Prime Minister Khan’s phone was also on India’s target list along with a host of other high-profile officials. Pakistan government says it will litigate the matter. This will be an interesting development and many like me will watch it closely. But as a rule of thumb, unless the domestic technology has grown sufficiently to ensure total security for the use of such high placed officials, it is strongly advised that they do not use smartphones at all. There are many reasons for it. But this time they might have been lucky and this scandal was caught quite early. Who knows how many other software and companies are out there doing exactly that or even a better job of not getting caught? And don’t forget each smartphone’s own firmware and the apps you use in such phones. Despite their bonafides, these companies also routinely harvest your data.
On books at least the software is only meant to target terrorists and criminals. This obviously wasn’t the case and therefore the incumbent Israeli government claims to be conducting a thorough investigation into the matter. The NSO Group also claims that the software cannot be traced back to the spying government.

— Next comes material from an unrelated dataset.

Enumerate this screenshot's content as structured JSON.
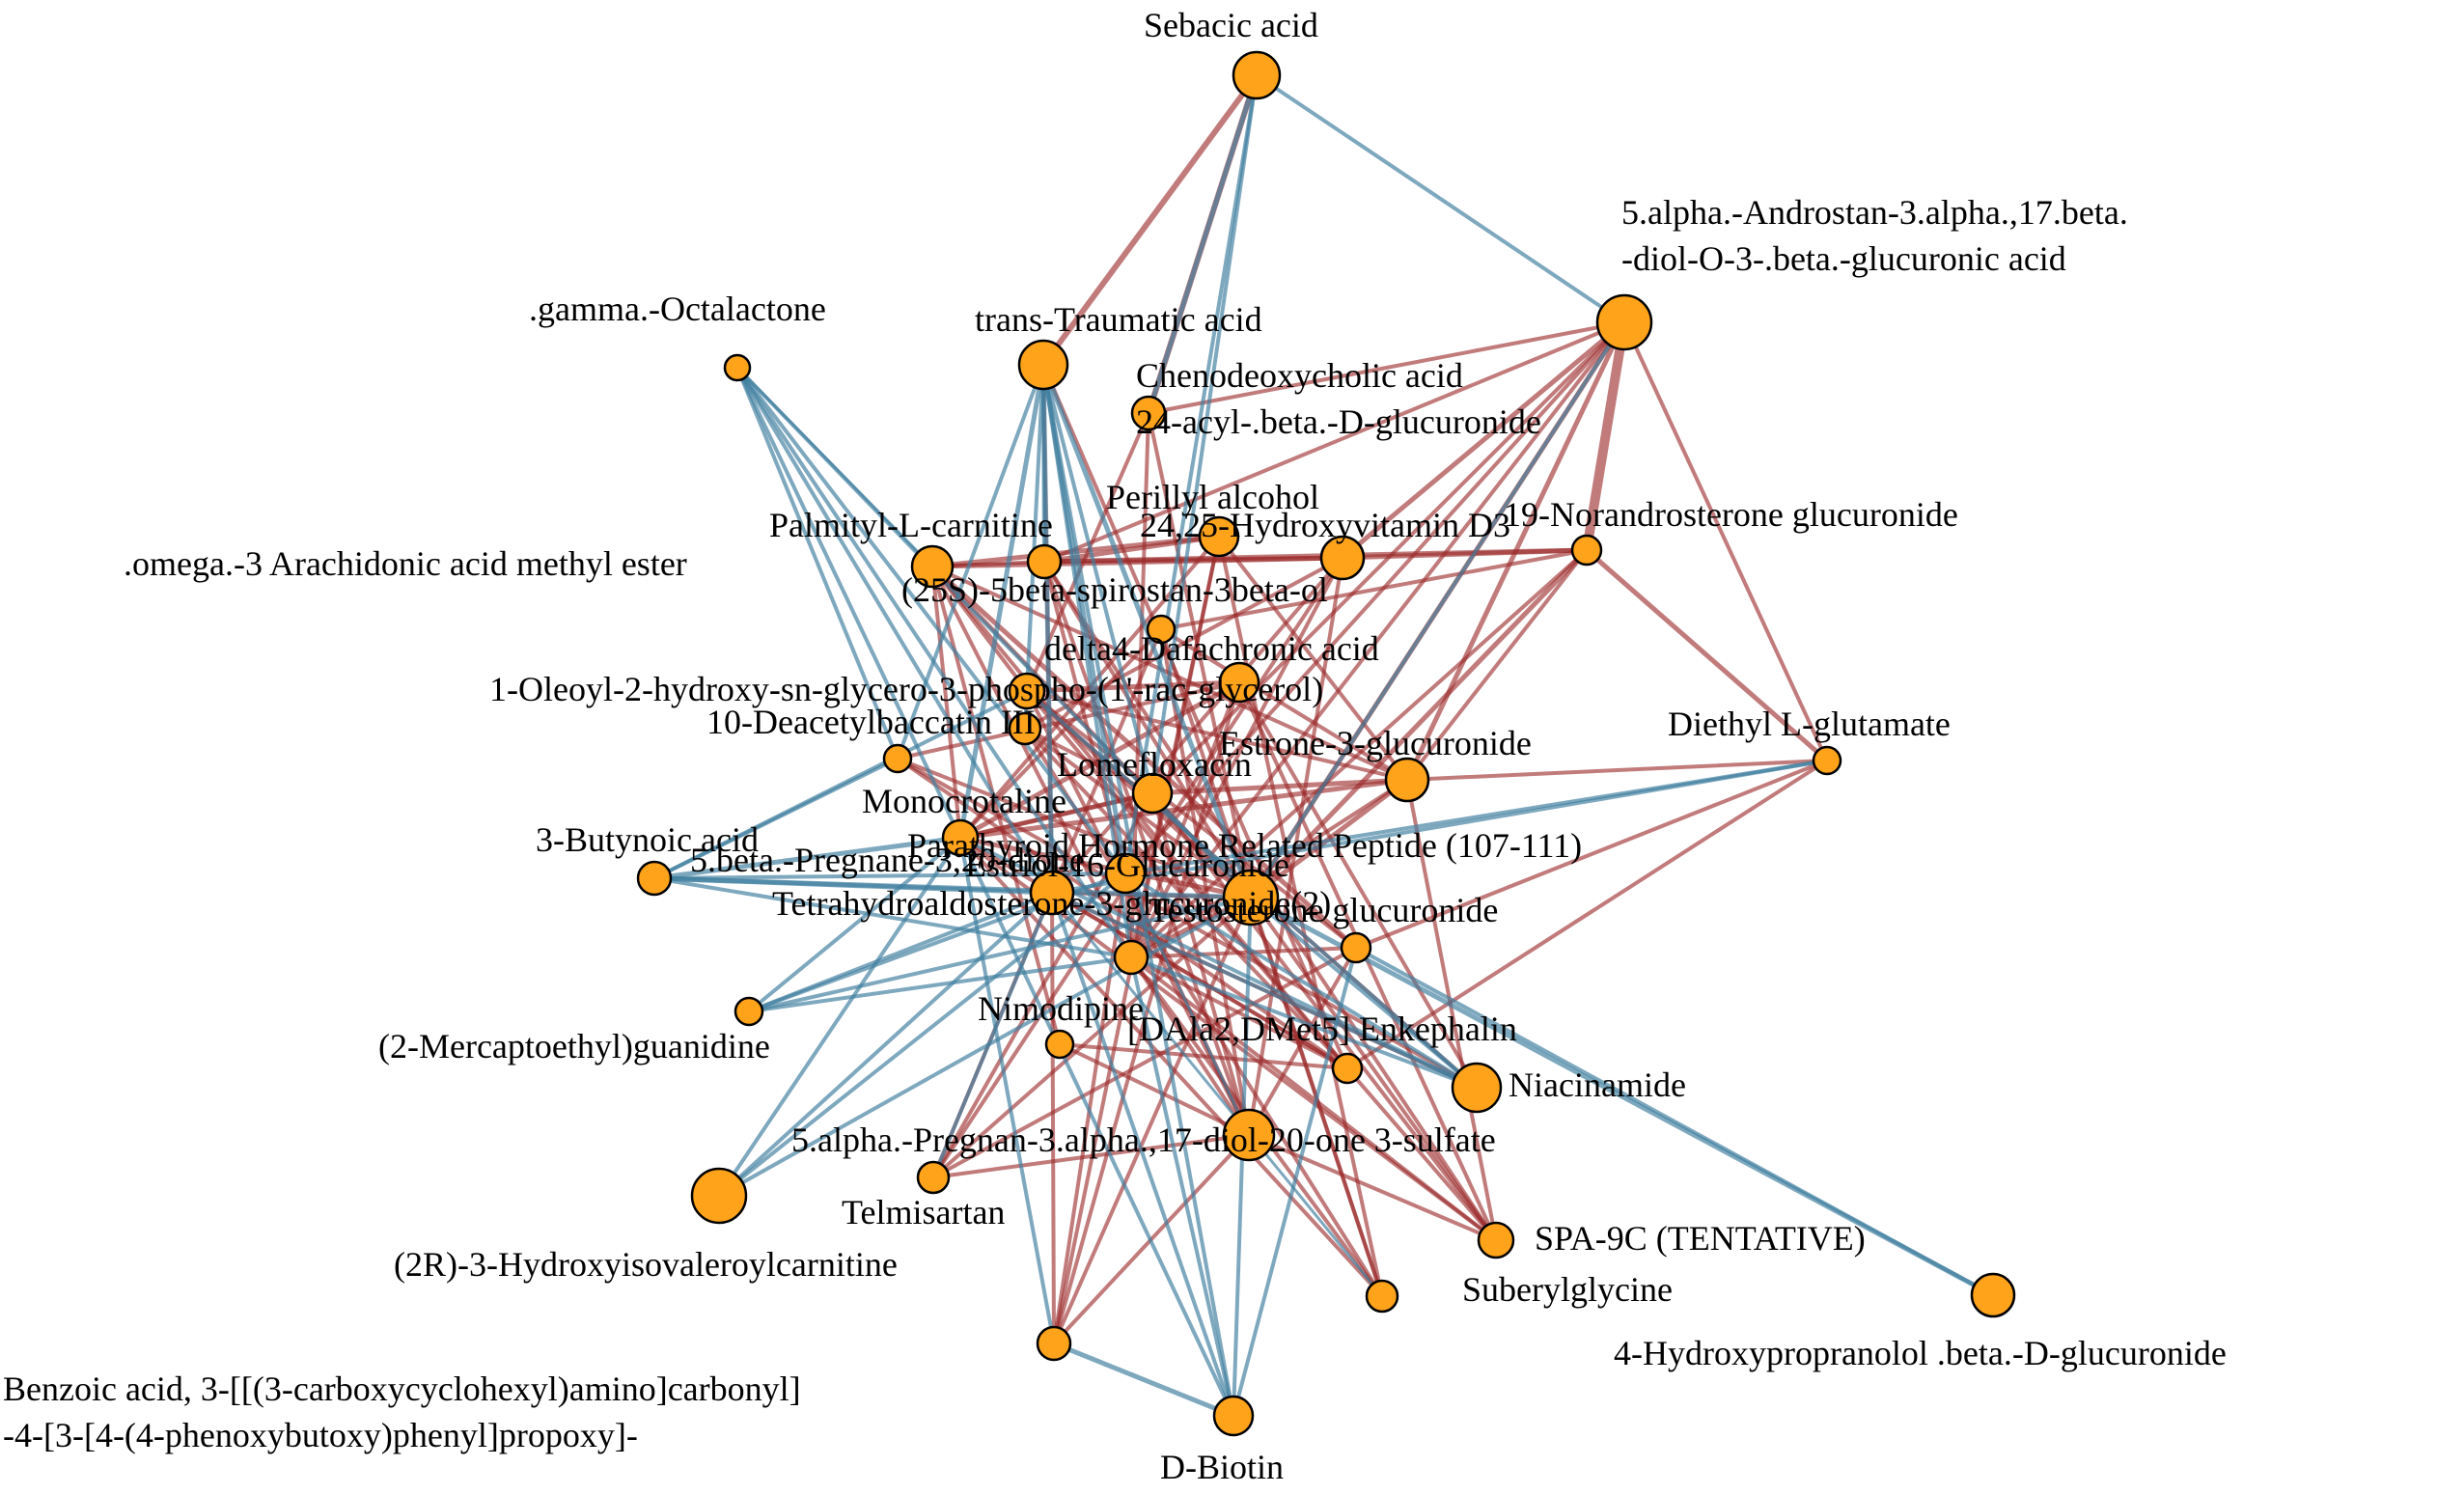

This obviously proved wrong and with every passing day, more damning evidence is surfacing. Even if an inquiry doesn’t close this company, this scandal will ensure that it soon goes out of business.
But for an ordinary smartphone user here is the bottom line. Kiss your privacy goodbye. It is funny how so many people refuse Covid vaccines after listening to baseless conspiracy theories about privacy but happily buy expensive smartphones with open mics and two opposite high-powered cameras, if not more, always connected to the network.
Black Code: Inside the Battle for Cyberspace by Ronald J Deibert does a great job of summarising how privacy in this age is a myth. The number of internet chokepoints like the physical locations called IXPs (internet exchange points) alone provides an infinite number of opportunities to snoop on your data. Until better devices come, cover the cameras and pretend you are not being watched. Or convince yourself that you are not important enough.
Published in The Express Tribune, July 31st, 2021.